I have subroutine that allocates a number of arrays to temporarily store some data to do some output. In the RELEASE builds the code crashes with no traceback when executing an allocate. A check of the executable shows that the last error was a STATUS_HEAP_CORRUPTION. There have been lots of other arrays previously allocated and used. In the current code the size of the arrays being allocated is only 1. I've added write statements to determine where it is, but of course the write statements seem to change exactly which array causes the crash.
This is very large code, using 6-8 DLLs that also allocate memory. I'm using the 2020 compiler now. The previous version of the code running with 2019 didn't have any issues in this particular routine, and it hasn't changed in a while. Default KIND for integers and reals is 64.
Any suggestions on how to find the source of the crash?
The problem isn't the ALLOCATE statement - that's just where the error becomes visible. Something earlier in the program wrote in a place it shouldn't. The only way to resolve this is to debug the application. What I usually do is start disabling portions of code before the point of error to see what, if anything, makes the error go away.
The first thing I would do is enable all the compiler checks (warnings and run-time checks.) This may, unfortunately, cause the problem to move or hide. Data corruption is a tricky thing to track down.
Thanks Steve - You are right debugging changes the behavior, and I have all the checks that work active. I will say it is frustrating that it crashes seemingly because something wrote where it shouldn't have, but zero indication or information of what or where or when that writing is happening.
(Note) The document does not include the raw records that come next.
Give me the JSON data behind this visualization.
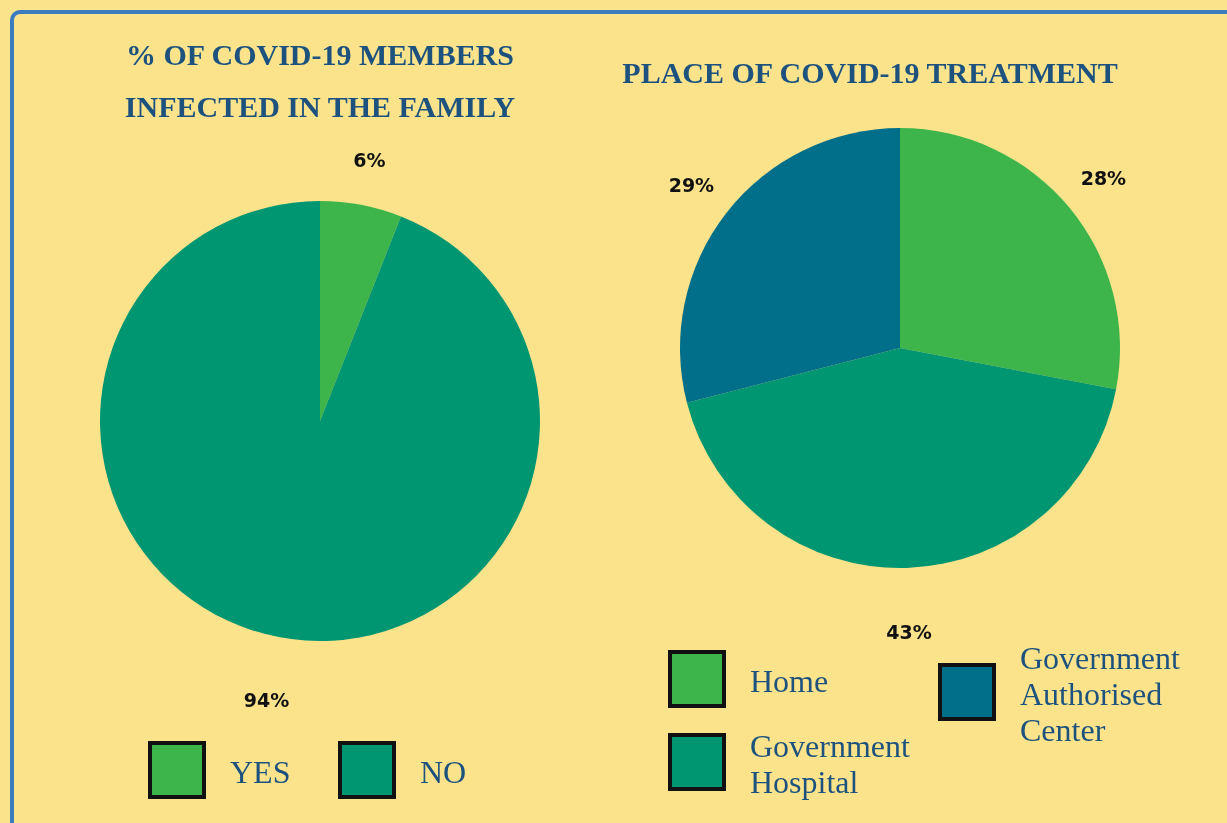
{
  "chart_data": [
    {
      "type": "pie",
      "title": "% OF COVID-19 MEMBERS INFECTED IN THE FAMILY",
      "categories": [
        "YES",
        "NO"
      ],
      "values": [
        6,
        94
      ],
      "colors": [
        "#3db54a",
        "#009672"
      ],
      "value_labels": [
        "6%",
        "94%"
      ],
      "legend": "bottom"
    },
    {
      "type": "pie",
      "title": "PLACE OF COVID-19 TREATMENT",
      "categories": [
        "Home",
        "Government Hospital",
        "Government Authorised Center"
      ],
      "values": [
        28,
        43,
        29
      ],
      "colors": [
        "#3db54a",
        "#009672",
        "#026f8a"
      ],
      "value_labels": [
        "28%",
        "43%",
        "29%"
      ],
      "legend": "bottom"
    }
  ]
}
Any clue at all would probably help to figure out where it occurred. I've had a case open in support for almost a year now about getting the debugger to show data values of many of my arrays. Resolving that case would make my life much easier because it is most likely directly related to the cause of this error.
Try the selective disabling of code. If the error happens after some number of calls write a log to dump intermediate state. I have slogged through many cases like this over the years - always found it, but sometimes it took days. You have to be methodical.
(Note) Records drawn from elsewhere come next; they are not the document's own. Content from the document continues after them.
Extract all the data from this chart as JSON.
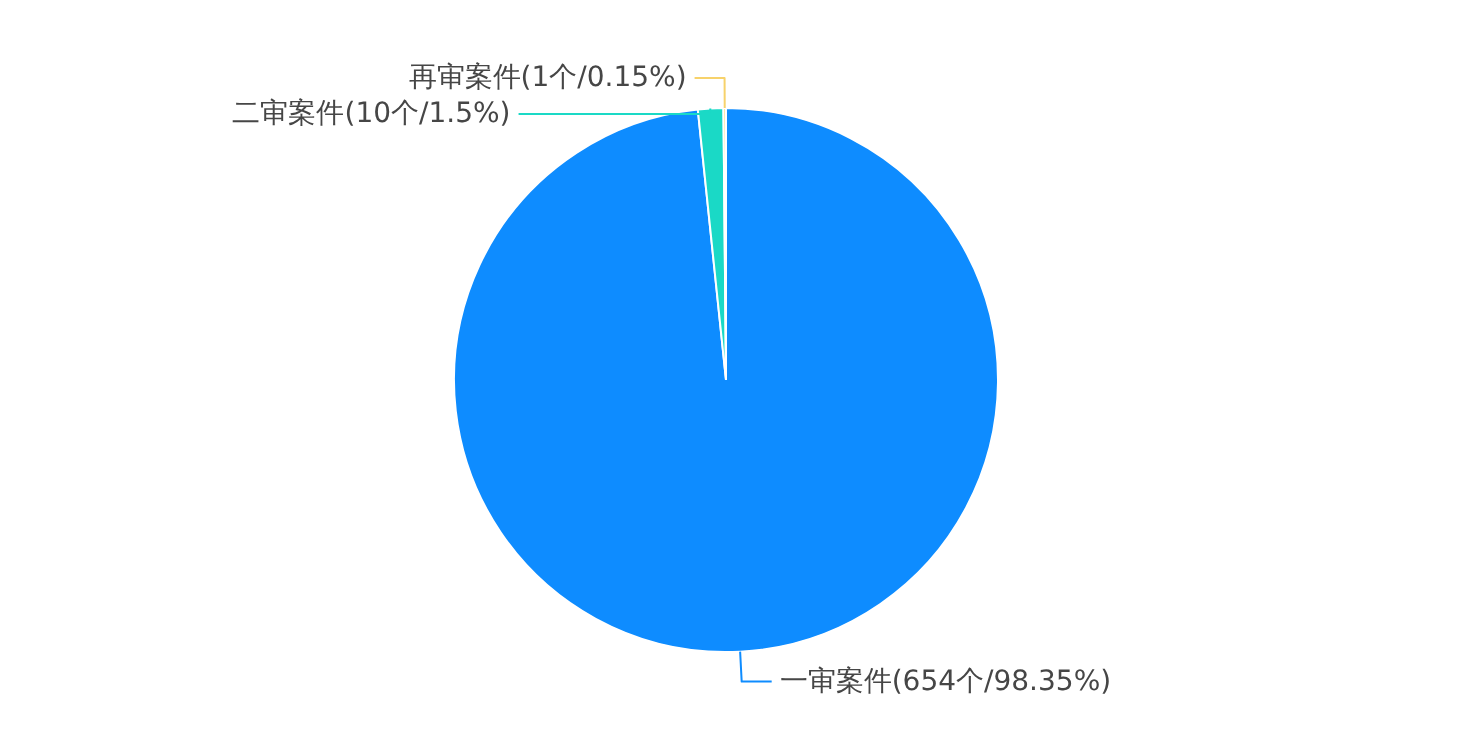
{
  "chart_data": {
    "type": "pie",
    "categories": [
      "一审案件(654个/98.35%)",
      "二审案件(10个/1.5%)",
      "再审案件(1个/0.15%)"
    ],
    "values": [
      654,
      10,
      1
    ],
    "colors": [
      "#0e8cff",
      "#1ad9c6",
      "#f7d26b"
    ],
    "legend": false
  }
}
I might suggest Intel Inspector XE which has a feature to check for memory corruption, but it has a hard time with Fortran code with many false positives. Still, once in a while, it turns up something. You can get a 30 day free trial if you don't already have the Professional or Cluster edition.
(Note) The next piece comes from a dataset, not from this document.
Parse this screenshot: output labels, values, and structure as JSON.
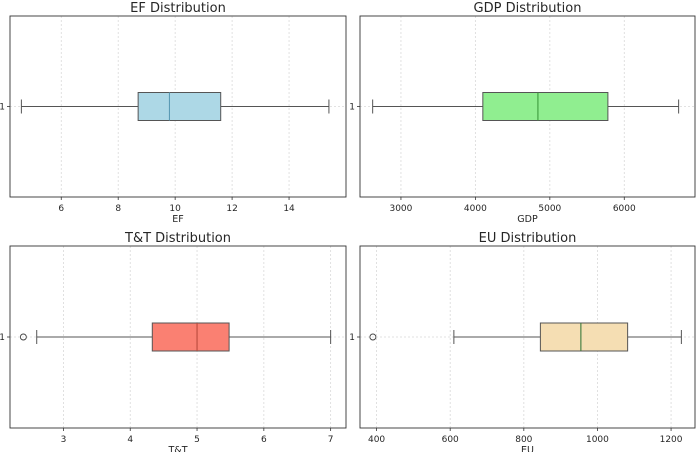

Appreciate the suggestions. I have Professional so access to the important tools. I did try the inspector on our code last year, it had way to may problems dealing with our code that I couldn't get anything useful from it.
I always try to be methodical as it does help to narrow down the choices. In this case I decided to do a code walk just looking at indices for new features. As luck would have it I found a typo after looking into only a few percent of the new code that looks like the issue here. It caused an array to be written off the back, so will have to test some more to know for sure.
Thanks again. Hope you are enjoying retirement.